The charges based on a confession Hacking made to his brothers and corroborated with physical evidence at the crime scene allege that Mark Hacking killed Lori Hacking, 27, after they argued over his lie about being accepted at medical school in North Carolina.
"Lori's dead and I killed her," Mark Hacking told his brothers.
Now in the Salt Lake County Jail in lieu of $1 million bail, Mark Hacking, is scheduled to make a brief court appearance Tuesday to hear the charges formally read to him.
In a news conference Monday, Salt Lake County District Attorney David Yocom discussed new details about the case, which has attracted national attention.
Yocom said blood found in the Hackings' apartment and her car was matched through DNA testing to Lori Hacking.
The couple argued Sunday night about Mark Hacking's lies regarding his medical-school plans at the University of North Carolina, according to the story Mark Hacking told his brothers.
Lori later went to bed and Mark stayed up, playing Nintendo for about an hour. He then "came across" his .22-caliber rifle and shot her in the head, according to the charges.

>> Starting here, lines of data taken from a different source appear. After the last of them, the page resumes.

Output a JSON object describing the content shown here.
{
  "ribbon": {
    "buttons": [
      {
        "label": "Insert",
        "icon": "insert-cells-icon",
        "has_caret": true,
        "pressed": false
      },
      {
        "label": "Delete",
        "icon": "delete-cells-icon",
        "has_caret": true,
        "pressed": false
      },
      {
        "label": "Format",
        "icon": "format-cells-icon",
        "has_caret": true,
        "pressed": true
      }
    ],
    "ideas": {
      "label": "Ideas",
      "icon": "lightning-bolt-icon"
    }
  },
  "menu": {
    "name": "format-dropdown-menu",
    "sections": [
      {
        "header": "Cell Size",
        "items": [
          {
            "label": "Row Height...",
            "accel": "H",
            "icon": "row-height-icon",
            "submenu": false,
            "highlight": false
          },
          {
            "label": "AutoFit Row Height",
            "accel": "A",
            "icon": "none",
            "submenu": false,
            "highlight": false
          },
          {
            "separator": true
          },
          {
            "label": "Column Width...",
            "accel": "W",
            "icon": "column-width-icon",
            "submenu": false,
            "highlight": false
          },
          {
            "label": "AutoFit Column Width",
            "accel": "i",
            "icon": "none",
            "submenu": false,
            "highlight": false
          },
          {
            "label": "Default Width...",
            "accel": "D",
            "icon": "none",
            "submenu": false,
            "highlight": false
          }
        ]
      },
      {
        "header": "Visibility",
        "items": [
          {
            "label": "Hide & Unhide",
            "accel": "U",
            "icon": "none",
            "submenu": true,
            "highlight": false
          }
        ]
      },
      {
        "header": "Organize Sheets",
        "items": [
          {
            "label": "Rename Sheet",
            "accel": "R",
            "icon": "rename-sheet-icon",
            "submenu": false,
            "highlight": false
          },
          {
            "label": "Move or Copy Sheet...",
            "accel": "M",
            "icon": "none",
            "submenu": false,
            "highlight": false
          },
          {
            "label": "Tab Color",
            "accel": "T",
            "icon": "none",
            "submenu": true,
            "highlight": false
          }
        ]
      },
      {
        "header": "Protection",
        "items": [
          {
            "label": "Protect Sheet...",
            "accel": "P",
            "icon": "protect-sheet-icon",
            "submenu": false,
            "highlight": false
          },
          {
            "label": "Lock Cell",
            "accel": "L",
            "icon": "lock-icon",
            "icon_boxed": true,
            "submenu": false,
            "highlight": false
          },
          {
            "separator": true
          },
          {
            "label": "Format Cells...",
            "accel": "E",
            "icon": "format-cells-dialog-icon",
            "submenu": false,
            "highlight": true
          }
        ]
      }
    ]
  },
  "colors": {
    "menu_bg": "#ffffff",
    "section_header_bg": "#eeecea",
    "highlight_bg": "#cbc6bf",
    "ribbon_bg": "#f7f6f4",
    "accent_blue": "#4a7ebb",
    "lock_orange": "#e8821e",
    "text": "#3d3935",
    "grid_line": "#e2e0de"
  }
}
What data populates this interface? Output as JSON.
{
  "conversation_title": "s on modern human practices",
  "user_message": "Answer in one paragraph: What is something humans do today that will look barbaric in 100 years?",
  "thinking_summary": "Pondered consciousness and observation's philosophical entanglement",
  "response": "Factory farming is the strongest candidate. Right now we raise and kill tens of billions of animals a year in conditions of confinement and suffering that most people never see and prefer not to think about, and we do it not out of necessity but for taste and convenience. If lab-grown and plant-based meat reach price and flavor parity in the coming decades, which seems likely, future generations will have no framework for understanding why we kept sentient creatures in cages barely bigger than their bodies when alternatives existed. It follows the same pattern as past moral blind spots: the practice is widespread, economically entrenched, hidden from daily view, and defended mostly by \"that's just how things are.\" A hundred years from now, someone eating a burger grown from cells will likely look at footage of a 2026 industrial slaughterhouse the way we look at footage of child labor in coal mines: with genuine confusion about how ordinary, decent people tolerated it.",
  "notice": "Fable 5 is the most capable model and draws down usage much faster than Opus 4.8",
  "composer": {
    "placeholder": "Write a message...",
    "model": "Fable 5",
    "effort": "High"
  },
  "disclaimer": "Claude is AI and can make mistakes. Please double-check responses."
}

Mark Hacking used a knife to cut the pillowtop of their mattress off, then wrapped the body up in garbage bags, put her body into her car and transported to the University of Utah about 2 a.m., Yocom said.
He told his brothers he disposed of the gun and mattress piece in two other Dumpsters. Police recovered the mattress from a Dumpster in a nearby church parking lot. They have not recovered the murder weapon.
Although Lori Hacking was reportedly pregnant, police do not have her body and were unable to confirm it. As a result, prosecutors do not have evidence to charge Mark Hacking with capital murder, which carries a possible death penalty.
Yocom said it is unlikely that finding the body after three weeks time will yield sufficient evidence to prove whether Lori was pregnant.
Although police say they will search for Lori's body indefinitely at the Salt Lake County Landfill, Yocom said it is not absolutely necessary.
"We have an excellent case," he said.
If convicted, Mark Hacking faces five years to life in prison on the murder charge, and one to 15 years on each of the obstruction charges.